Aligné d’entrée par Vladimir Petkovic pour le match Algérie – Autriche, Houssem Aouar (28 ans dans deux jours) a livré une première mi-temps très moyenne pour ne pas dire mauvaise. Alors qu’on pensait qu’il n’allait pas revenir sur la pelouse après la pause, le milieu de terrain était finalement là. Le sélectionneur a décidé de le laisser poursuivre la partie. Une décision payante car l’ancien pensionnaire d’Al-Ittihad FC aura aidé les Verts à assurer la qualification au bout du suspense.
Des déchets, il en a eus. Les imprécisions aussi. “Comme à son habitude” on est tenté de dire. Aouar a – une nouvelle fois – paru lent dans sa conduite de balle. Ce qui n’a pas franchement aidé l’équipe nationale dans les transitions. Comme presque à chaque fois, la copie paraissait passable avec l’impression que l’ex-Bleu était le plus bleu des Verts. Jusqu’à ces deux éclairs dans la brume.

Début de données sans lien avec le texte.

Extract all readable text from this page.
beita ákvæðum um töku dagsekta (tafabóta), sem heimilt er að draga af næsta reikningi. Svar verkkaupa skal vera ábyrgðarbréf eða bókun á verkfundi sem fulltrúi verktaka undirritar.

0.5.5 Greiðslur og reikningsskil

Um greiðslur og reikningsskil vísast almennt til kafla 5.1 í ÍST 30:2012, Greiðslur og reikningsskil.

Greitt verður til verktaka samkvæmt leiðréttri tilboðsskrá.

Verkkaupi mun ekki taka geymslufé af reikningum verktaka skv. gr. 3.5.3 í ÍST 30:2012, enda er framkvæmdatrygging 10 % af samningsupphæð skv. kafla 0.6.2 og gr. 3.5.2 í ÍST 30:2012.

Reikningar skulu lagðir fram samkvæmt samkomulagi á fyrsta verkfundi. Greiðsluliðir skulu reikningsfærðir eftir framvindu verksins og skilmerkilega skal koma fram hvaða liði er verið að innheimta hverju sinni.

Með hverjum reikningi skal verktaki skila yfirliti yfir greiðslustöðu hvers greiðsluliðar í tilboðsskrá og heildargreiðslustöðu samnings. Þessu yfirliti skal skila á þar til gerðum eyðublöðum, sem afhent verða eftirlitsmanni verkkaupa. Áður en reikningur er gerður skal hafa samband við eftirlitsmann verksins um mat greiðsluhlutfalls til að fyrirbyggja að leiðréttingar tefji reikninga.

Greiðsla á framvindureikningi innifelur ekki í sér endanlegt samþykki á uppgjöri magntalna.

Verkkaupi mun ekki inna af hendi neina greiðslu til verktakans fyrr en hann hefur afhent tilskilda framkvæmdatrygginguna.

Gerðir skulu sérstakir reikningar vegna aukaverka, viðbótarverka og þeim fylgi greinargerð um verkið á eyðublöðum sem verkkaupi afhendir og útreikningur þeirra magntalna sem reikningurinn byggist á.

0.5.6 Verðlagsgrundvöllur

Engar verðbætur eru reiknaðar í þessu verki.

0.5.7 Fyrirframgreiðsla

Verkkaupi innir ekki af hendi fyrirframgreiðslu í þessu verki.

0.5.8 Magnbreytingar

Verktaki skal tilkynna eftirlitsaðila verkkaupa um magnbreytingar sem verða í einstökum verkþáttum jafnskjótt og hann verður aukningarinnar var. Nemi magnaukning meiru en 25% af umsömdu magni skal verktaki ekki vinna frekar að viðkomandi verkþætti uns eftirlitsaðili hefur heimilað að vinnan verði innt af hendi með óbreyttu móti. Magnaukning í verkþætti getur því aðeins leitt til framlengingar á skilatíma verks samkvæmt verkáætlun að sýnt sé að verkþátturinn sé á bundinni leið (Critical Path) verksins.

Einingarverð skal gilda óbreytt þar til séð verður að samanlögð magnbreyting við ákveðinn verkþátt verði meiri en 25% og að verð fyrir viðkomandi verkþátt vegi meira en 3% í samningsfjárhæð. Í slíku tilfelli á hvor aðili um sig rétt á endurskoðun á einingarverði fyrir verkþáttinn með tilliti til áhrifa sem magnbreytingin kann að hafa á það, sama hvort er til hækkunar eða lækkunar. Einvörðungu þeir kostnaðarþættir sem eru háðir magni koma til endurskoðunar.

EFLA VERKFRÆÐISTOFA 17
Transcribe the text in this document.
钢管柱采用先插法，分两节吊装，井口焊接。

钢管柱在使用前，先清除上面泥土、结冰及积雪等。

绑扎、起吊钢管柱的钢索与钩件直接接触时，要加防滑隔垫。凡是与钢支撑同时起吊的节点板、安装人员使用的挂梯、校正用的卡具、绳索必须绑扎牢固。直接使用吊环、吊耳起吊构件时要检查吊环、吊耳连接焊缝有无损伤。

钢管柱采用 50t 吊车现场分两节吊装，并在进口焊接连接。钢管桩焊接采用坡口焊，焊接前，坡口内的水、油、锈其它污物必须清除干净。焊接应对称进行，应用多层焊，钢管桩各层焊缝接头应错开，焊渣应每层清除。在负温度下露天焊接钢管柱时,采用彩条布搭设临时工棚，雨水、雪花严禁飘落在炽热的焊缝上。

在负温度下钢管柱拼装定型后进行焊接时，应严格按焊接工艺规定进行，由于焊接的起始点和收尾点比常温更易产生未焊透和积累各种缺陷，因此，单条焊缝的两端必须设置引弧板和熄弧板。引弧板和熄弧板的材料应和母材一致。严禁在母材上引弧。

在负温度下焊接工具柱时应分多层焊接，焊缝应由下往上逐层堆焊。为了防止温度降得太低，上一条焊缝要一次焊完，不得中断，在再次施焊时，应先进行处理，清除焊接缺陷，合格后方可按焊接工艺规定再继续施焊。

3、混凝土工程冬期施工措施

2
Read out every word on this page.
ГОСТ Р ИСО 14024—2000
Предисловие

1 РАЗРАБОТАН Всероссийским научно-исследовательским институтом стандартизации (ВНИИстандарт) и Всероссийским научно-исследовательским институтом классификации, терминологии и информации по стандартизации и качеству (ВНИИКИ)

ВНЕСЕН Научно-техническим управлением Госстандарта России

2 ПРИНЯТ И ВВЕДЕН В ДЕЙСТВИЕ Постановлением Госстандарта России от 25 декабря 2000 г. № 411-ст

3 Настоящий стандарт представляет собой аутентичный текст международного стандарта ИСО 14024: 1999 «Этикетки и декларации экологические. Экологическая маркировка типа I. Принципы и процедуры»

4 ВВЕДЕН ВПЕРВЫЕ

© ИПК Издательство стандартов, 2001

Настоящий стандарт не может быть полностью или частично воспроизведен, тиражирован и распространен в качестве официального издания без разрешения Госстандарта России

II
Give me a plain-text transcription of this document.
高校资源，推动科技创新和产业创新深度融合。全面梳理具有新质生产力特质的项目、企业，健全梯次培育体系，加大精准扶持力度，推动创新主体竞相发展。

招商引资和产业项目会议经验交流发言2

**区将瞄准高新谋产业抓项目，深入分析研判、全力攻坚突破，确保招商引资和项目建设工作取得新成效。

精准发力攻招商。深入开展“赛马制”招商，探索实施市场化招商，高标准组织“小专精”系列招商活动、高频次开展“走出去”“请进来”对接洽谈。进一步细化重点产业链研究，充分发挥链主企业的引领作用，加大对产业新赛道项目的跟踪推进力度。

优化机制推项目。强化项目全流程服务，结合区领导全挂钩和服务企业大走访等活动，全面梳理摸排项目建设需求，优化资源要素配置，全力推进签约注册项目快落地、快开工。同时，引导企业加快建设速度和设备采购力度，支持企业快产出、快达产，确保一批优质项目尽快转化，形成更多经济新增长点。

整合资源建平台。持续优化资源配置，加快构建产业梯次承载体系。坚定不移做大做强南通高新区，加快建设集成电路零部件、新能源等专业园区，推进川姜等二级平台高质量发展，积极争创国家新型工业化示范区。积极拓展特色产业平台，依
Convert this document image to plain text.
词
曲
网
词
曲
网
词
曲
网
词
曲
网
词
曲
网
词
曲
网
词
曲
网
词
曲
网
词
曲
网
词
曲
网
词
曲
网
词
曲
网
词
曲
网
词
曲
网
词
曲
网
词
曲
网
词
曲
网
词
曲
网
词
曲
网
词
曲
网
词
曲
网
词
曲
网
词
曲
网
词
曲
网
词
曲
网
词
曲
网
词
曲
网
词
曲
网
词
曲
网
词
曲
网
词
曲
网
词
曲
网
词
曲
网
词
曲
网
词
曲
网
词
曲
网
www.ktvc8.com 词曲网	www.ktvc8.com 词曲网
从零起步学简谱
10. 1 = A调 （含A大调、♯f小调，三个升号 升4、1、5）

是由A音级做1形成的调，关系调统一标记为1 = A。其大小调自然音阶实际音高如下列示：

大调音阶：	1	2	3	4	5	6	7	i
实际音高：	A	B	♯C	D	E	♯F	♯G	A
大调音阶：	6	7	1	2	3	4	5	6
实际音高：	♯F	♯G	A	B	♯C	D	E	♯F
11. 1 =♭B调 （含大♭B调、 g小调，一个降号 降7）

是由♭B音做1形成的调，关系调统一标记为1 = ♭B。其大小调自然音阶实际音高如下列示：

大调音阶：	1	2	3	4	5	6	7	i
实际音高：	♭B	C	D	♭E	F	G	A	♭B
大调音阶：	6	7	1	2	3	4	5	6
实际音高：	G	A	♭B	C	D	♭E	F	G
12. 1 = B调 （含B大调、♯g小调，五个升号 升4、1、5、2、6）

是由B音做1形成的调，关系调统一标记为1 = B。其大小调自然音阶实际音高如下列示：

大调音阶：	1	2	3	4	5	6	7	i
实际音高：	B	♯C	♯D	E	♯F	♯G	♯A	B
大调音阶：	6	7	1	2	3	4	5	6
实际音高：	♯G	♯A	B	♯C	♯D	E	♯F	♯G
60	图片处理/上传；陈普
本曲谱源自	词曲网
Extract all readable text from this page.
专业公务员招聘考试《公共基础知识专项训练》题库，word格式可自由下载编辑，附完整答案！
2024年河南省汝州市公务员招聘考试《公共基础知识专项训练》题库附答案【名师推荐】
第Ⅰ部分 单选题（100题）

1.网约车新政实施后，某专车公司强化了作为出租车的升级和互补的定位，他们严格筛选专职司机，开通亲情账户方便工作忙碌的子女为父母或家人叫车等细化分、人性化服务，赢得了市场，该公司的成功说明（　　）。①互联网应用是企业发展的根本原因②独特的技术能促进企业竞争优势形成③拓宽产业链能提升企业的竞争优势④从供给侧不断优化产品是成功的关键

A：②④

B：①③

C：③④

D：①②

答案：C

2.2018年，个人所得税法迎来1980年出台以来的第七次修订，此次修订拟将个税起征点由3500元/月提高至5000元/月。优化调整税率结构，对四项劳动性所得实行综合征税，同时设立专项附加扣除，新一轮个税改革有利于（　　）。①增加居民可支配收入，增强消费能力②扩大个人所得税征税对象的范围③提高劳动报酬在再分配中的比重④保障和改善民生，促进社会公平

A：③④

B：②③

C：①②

Trois passes D en 23 sélections, c’est mention “insuffisant”
En effet, on ne sait comment, l’ancien joueur de l’Olympique Lyonnais a trouvé le peps pour déposer Stefan Posch sur une accélération et pénétrer dans la surface pour mettre une passe en retrait qui a profité à Riyad Mahrez auteur du second but à l’heure de jeu. C’était sa deuxième offrande seulement et la première en officiel avec les Fennecs en 23 sélections (6 buts).
Cette action avait libéré Aouar qui a dézoné du côté gauche pour entrer dans l’axe sur les phases de possession. Alors que les camarades de Ramy Bensebaïni faisaient tourner dans les deniers instants pour préserver le score du nul synonyme de qualification, le ballon parvient entre les pieds d’Aouar. Il se retourne et sert Mahrez dans l’intervalle l’envoyant donner l’avantage pour la première fois dans la partie aux nôtres. Ces deux séquences montraient ce qu’Aouar peut apporter quand il est bien inspiré. Cela dit, l’inconstance dans son rendement fait tâche.